Ratings are a bit misleading as they are intended for a different purpose (towing). Sorry I can't offer a definitive answer, but I hope some of this helps.


----------



## LowLow (Sep 18, 2007)

tk1971 said:


> I had a Forester with the oem 1.25" hitch receiver.
> 
> I tried putting my Swagman XC-4 which has a 2" hitch (bought to be used on my Expedition) via the a 2" to 1.25" adapter and that's a no go.
> 
> ...


From what I've read, when you use the adapter, it reduces the tongue weight capacity by 50%. I had a T2 and add-on (2" hitch required) on my forester for a few rides and didn't notice anything while driving around with 3 bikes.

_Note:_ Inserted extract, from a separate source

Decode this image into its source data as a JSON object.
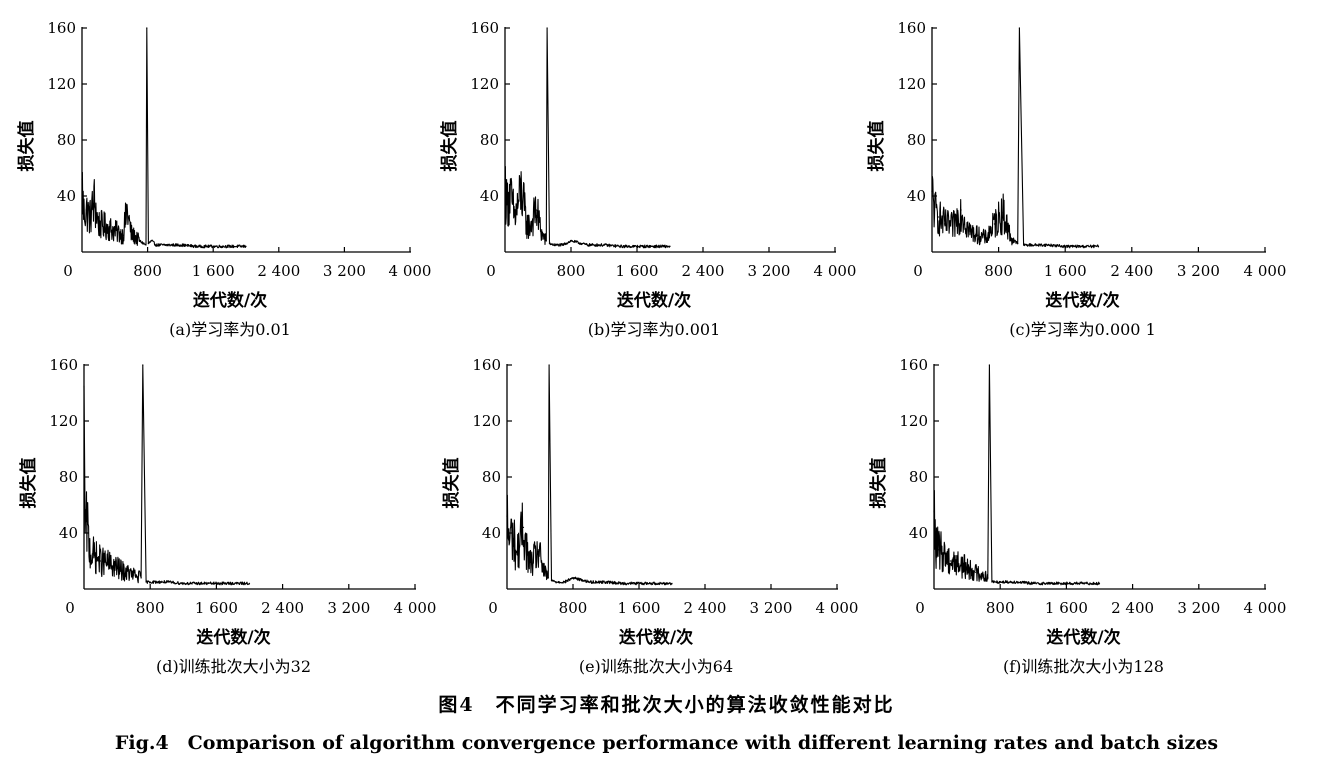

I don't have much experience with it though so I can't say how it would've been long-term. The T2 and add-on are monsters...like 110lbs.


----------



## tk1971 (Aug 10, 2007)

Another problem with factory hitches, is that the stated capacities are for the hitch receiver itself, not necessarily the towing capacity of the vehicle it is mounted on.

This is another one of those common sense deals. When installing the hitch receiver to the vehicle, note how it is mounted and what it is mounted to. Is it mounted to a tow hook or just the sheet metal of your trunk wall, or the metal bumper under the bumper skin?

My US spec Yaris has no factory hitch option and the manual specifically states not to tow with it, but Hidden Hitch, Curt, and Draw-Tite all make hitches for this car with a tongue weight rating of 200 pounds. During the install, I took note of how the hitch attached to the car, and have concluded that I need to take it easy on the hitch. It attaches to just sheet metal.


----------